Lockdowns, quarantines led to social isolation and more time spent online, where predators have easy access to potential victims.
COVID Exacerbated Human Trafficking, But New Tools Are Emerging To Fight It
Human trafficking, including sex trafficking, has been exacerbated worldwide by the pandemic and is linked in large part to increased time spent online during lockdowns, studies say.
“In the COVID-19 era, many criminal activities are already moving online, taking advantage of the increased time people spend connected at home, or going further underground. Crime detection and investigation are more demanding, and victims become less visible to the authorities,” states a report by the United Nations Office on Drugs and Crime.

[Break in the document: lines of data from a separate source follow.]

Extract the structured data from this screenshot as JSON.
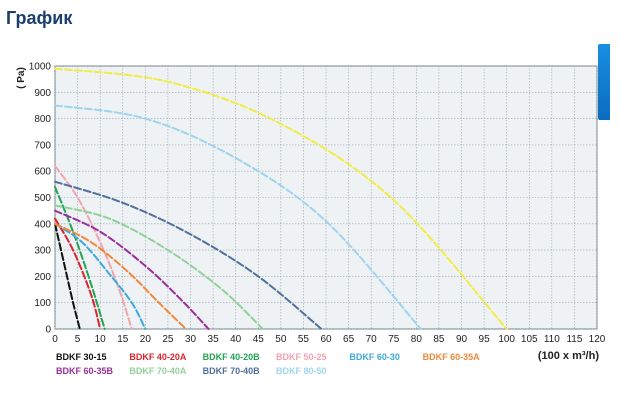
{
  "page": {
    "title": "График"
  },
  "colors": {
    "title": "#1d3f6e",
    "plot_bg": "#eef2f4",
    "grid": "#9aa6ad",
    "accent": "#1a8fe0"
  },
  "chart_data": {
    "type": "line",
    "ylabel": "( Pa)",
    "xlabel": "(100 x m³/h)",
    "xlim": [
      0,
      120
    ],
    "ylim": [
      0,
      1000
    ],
    "xticks": [
      0,
      5,
      10,
      15,
      20,
      25,
      30,
      35,
      40,
      45,
      50,
      55,
      60,
      65,
      70,
      75,
      80,
      85,
      90,
      95,
      100,
      105,
      110,
      115,
      120
    ],
    "yticks": [
      0,
      100,
      200,
      300,
      400,
      500,
      600,
      700,
      800,
      900,
      1000
    ],
    "grid": true,
    "legend_position": "bottom",
    "series": [
      {
        "name": "BDKF 30-15",
        "color": "#111111",
        "x": [
          0,
          2,
          4,
          5.5
        ],
        "y": [
          400,
          250,
          100,
          0
        ]
      },
      {
        "name": "BDKF 40-20A",
        "color": "#d9262e",
        "x": [
          0,
          4,
          8,
          10
        ],
        "y": [
          420,
          300,
          130,
          0
        ]
      },
      {
        "name": "BDKF 40-20B",
        "color": "#21a453",
        "x": [
          0,
          4,
          8,
          11
        ],
        "y": [
          540,
          370,
          170,
          0
        ]
      },
      {
        "name": "BDKF 50-25",
        "color": "#f2a3b0",
        "x": [
          0,
          5,
          10,
          14,
          17
        ],
        "y": [
          620,
          500,
          330,
          160,
          0
        ]
      },
      {
        "name": "BDKF 60-30",
        "color": "#3fa9dc",
        "x": [
          0,
          6,
          12,
          17,
          20
        ],
        "y": [
          400,
          330,
          210,
          100,
          0
        ]
      },
      {
        "name": "BDKF 60-35A",
        "color": "#f0883a",
        "x": [
          0,
          8,
          16,
          23,
          29
        ],
        "y": [
          400,
          330,
          220,
          100,
          0
        ]
      },
      {
        "name": "BDKF 60-35B",
        "color": "#9b2f9a",
        "x": [
          0,
          10,
          20,
          28,
          34
        ],
        "y": [
          450,
          370,
          240,
          110,
          0
        ]
      },
      {
        "name": "BDKF 70-40A",
        "color": "#93d19a",
        "x": [
          0,
          12,
          25,
          37,
          46
        ],
        "y": [
          470,
          420,
          300,
          150,
          0
        ]
      },
      {
        "name": "BDKF 70-40B",
        "color": "#51709e",
        "x": [
          0,
          15,
          30,
          45,
          59
        ],
        "y": [
          560,
          480,
          360,
          200,
          0
        ]
      },
      {
        "name": "BDKF 80-50",
        "color": "#9fd4ee",
        "x": [
          0,
          20,
          40,
          60,
          81
        ],
        "y": [
          850,
          800,
          650,
          410,
          0
        ]
      },
      {
        "name": "",
        "color": "#f3ec45",
        "x": [
          0,
          25,
          50,
          75,
          100
        ],
        "y": [
          990,
          940,
          780,
          490,
          0
        ]
      }
    ]
  }
}
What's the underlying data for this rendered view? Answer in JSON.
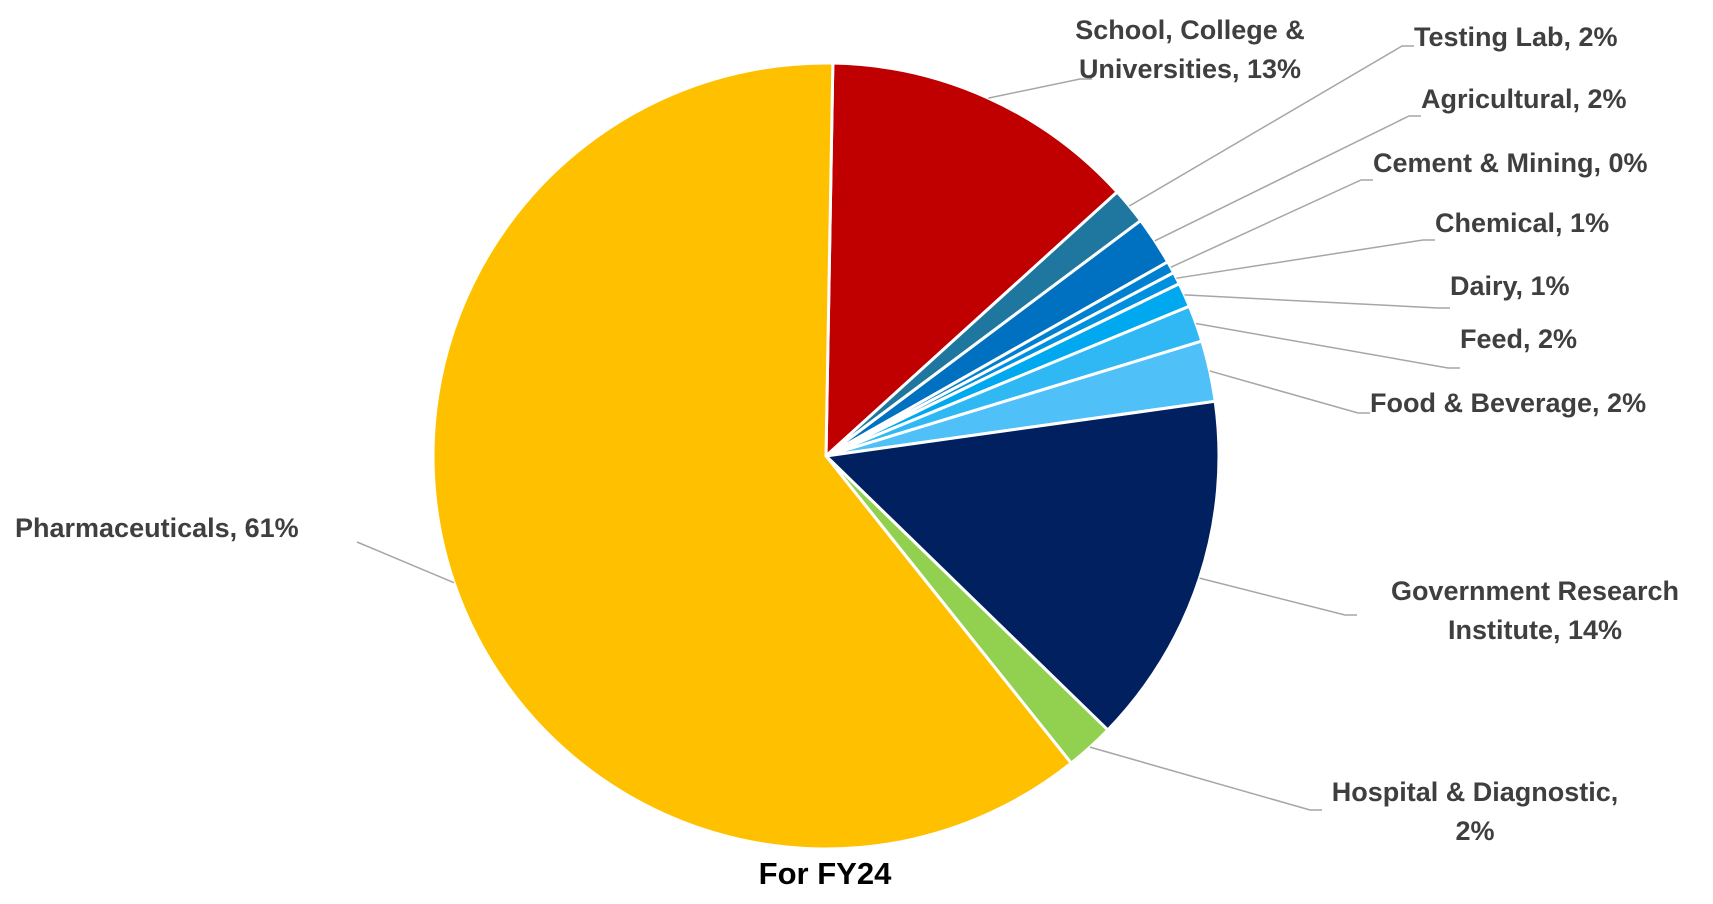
{
  "chart_data": {
    "type": "pie",
    "title": "",
    "caption": "For FY24",
    "start_angle_deg": 89,
    "direction": "clockwise",
    "slices": [
      {
        "name": "School, College & Universities",
        "label_lines": [
          "School, College &",
          "Universities, 13%"
        ],
        "value": 13,
        "color": "#C00000"
      },
      {
        "name": "Testing Lab",
        "label_lines": [
          "Testing Lab, 2%"
        ],
        "value": 1.5,
        "color": "#1F77A0"
      },
      {
        "name": "Agricultural",
        "label_lines": [
          "Agricultural, 2%"
        ],
        "value": 2,
        "color": "#0070C0"
      },
      {
        "name": "Cement & Mining",
        "label_lines": [
          "Cement & Mining, 0%"
        ],
        "value": 0.5,
        "color": "#0080D0"
      },
      {
        "name": "Chemical",
        "label_lines": [
          "Chemical, 1%"
        ],
        "value": 0.5,
        "color": "#0090E0"
      },
      {
        "name": "Dairy",
        "label_lines": [
          "Dairy, 1%"
        ],
        "value": 1,
        "color": "#00A8F0"
      },
      {
        "name": "Feed",
        "label_lines": [
          "Feed, 2%"
        ],
        "value": 1.5,
        "color": "#30B8F5"
      },
      {
        "name": "Food & Beverage",
        "label_lines": [
          "Food & Beverage, 2%"
        ],
        "value": 2.5,
        "color": "#50C0F8"
      },
      {
        "name": "Government Research Institute",
        "label_lines": [
          "Government Research",
          "Institute, 14%"
        ],
        "value": 14.5,
        "color": "#002060"
      },
      {
        "name": "Hospital & Diagnostic",
        "label_lines": [
          "Hospital & Diagnostic,",
          "2%"
        ],
        "value": 2,
        "color": "#92D050"
      },
      {
        "name": "Pharmaceuticals",
        "label_lines": [
          "Pharmaceuticals, 61%"
        ],
        "value": 61,
        "color": "#FFC000"
      }
    ]
  }
}
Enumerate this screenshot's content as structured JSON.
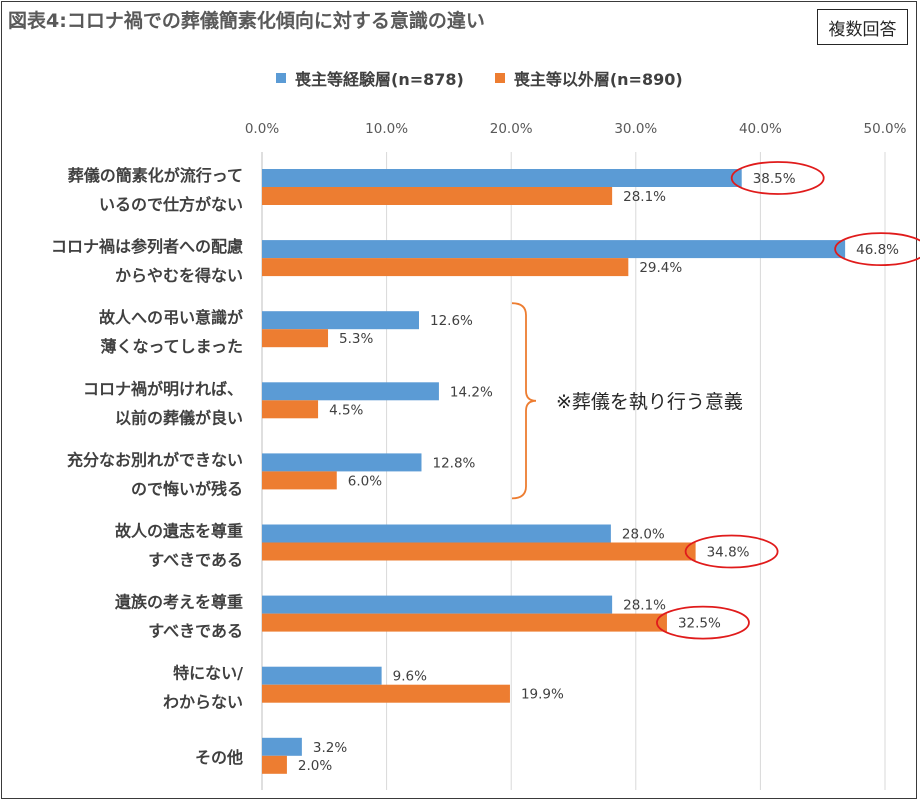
{
  "badge": "複数回答",
  "chart_data": {
    "type": "bar",
    "orientation": "horizontal",
    "title": "図表4:コロナ禍での葬儀簡素化傾向に対する意識の違い",
    "categories": [
      [
        "葬儀の簡素化が流行って",
        "いるので仕方がない"
      ],
      [
        "コロナ禍は参列者への配慮",
        "からやむを得ない"
      ],
      [
        "故人への弔い意識が",
        "薄くなってしまった"
      ],
      [
        "コロナ禍が明ければ、",
        "以前の葬儀が良い"
      ],
      [
        "充分なお別れができない",
        "ので悔いが残る"
      ],
      [
        "故人の遺志を尊重",
        "すべきである"
      ],
      [
        "遺族の考えを尊重",
        "すべきである"
      ],
      [
        "特にない/",
        "わからない"
      ],
      [
        "その他"
      ]
    ],
    "series": [
      {
        "name": "喪主等経験層(n=878)",
        "color": "#5b9bd5",
        "values": [
          38.5,
          46.8,
          12.6,
          14.2,
          12.8,
          28.0,
          28.1,
          9.6,
          3.2
        ],
        "labels": [
          "38.5%",
          "46.8%",
          "12.6%",
          "14.2%",
          "12.8%",
          "28.0%",
          "28.1%",
          "9.6%",
          "3.2%"
        ]
      },
      {
        "name": "喪主等以外層(n=890)",
        "color": "#ed7d31",
        "values": [
          28.1,
          29.4,
          5.3,
          4.5,
          6.0,
          34.8,
          32.5,
          19.9,
          2.0
        ],
        "labels": [
          "28.1%",
          "29.4%",
          "5.3%",
          "4.5%",
          "6.0%",
          "34.8%",
          "32.5%",
          "19.9%",
          "2.0%"
        ]
      }
    ],
    "xlim": [
      0,
      50
    ],
    "ticks": [
      "0.0%",
      "10.0%",
      "20.0%",
      "30.0%",
      "40.0%",
      "50.0%"
    ],
    "axis_position": "top",
    "grid": true,
    "legend_position": "top",
    "highlights": [
      {
        "series": 0,
        "category": 0
      },
      {
        "series": 0,
        "category": 1
      },
      {
        "series": 1,
        "category": 5
      },
      {
        "series": 1,
        "category": 6
      }
    ],
    "highlight_color": "#e01b1b",
    "bracket": {
      "from_category": 2,
      "to_category": 4,
      "text": "※葬儀を執り行う意義",
      "color": "#ed7d31"
    }
  }
}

Broadband use increased by 47 percent between 2019 and 2020, according to technology company OpenVault. Other estimates of total internet activity suggest that it may have increased up to 70 percent. Much of the surge in 2020 came from reliance on mobile devices, averaging roughly an additional 30 minutes per day for the typical American.
The connectivity underlies what some analysts have identified as three major sources fueling the increase in human trafficking, particularly in sex trafficking: An uptick in pornography consumption; increasing loneliness brought on by the lockdowns, social distancing and quarantines; and pornography as a substitute for human interaction.
“Since COVID has driven people online even more, we have seen a significant increase in the use of chat rooms and social media to advertise the sale of children and teens,” said Laura Parker, co-founder and CEO of The Exodus Road, a Colorado nonprofit that fights sex trafficking.
“Sex traffickers especially have been driven out of the in-person marketplace and are targeting the digital space.”
An increasing number of human traffickers find their victims through social media, according to the Polaris Project, a “data-driven social justice movement to fight sex and labor trafficking,” according to its website.
“Based on survivor testimony and research, sex traffickers and child predators appear to be using popular social media apps such as Instagram, Snapchat and TikTok to identify, groom and exploit children in the online space,” said Dawn Hawkins, CEO of the National Center on Sexual Exploitation.
“In many of the cases occurring on these platforms, minors are receiving unsolicited direct messages from strangers who will often pose as peers or as cohorts from nearby areas.”
Parker said the scope, severity and traps of human trafficking are further complicated by misinformation.
“Parents don’t realize that because of their children’s easy access to the internet and social media, trafficking risks may be as close as their child’s cellphone,” she said.
The Exodus Road has released a free training platform called TraffickWatch Academy that outlines “the basic components of labor and sex trafficking, what slavery looks like here in the U.S., how to recognize signs of trafficking and practical steps for viewers to personally combat this complex crime in their communities.”
Eighty-two percent of child sex crimes originate from social media sites, according to the Organization for Social Media Safety.
Sexting among young people has become increasingly prevalent with 27.4 percent receiving sexts and 12 percent forwarding a sext without the consent to do so, according to a 2018 analysis published in the Journal of the American Medical Association Pediatrics.
A study on “Computers in Human Behavior” published in 2018 found that nearly a third of girls receive sexts from online strangers; girls have much more negative experiences of sending sexts; boys have more positive; and online risk-taking behaviors are strongly related to increased likelihood of sexting.
Sexting is dangerous for many youths because once a sext is sent, the recipient gains control and bargaining power, often threatening violence if the victim does not do as told, therapist Cheryl Kosmerl said in an article on The Exodus Road website.
Technology companies have devised ways to help parents manage and address the increased influx of inappropriate conduct on the internet. Canopy is one example of a parental control app that allows parents to filter the content on all internet sites that their children visit.
Street Grace is another organization that uses technology to help combat the commercial sexual exploitation of children. It provides training for communities impacted by sex trafficking and has an AI chatbot called Gracie. The Street Grace initiative Transaction Intercept “works to find the ‘buyers’ of minor sex and erodes their notion of ‘anonymity,’” the site says.
“Most importantly,” the U.N. reports says, “the pandemic has exacerbated and brought to the forefront the systemic and deeply entrenched economic and societal inequalities that are among the root causes of human trafficking.
“Restriction or control of movement of victims is a common feature of trafficking in persons. Lockdowns and confinement could reinforce the isolation of victims and reduce drastically any chance of them being identified and removed from such exploitative situations.
“During the pandemic, there are additional obstacles to accessing services, assistance and support, due to rules on confinement at home and related closure of NGOs and government offices. Isolation and social distancing can exacerbate mental health issues and disrupt any access to informal support networks.”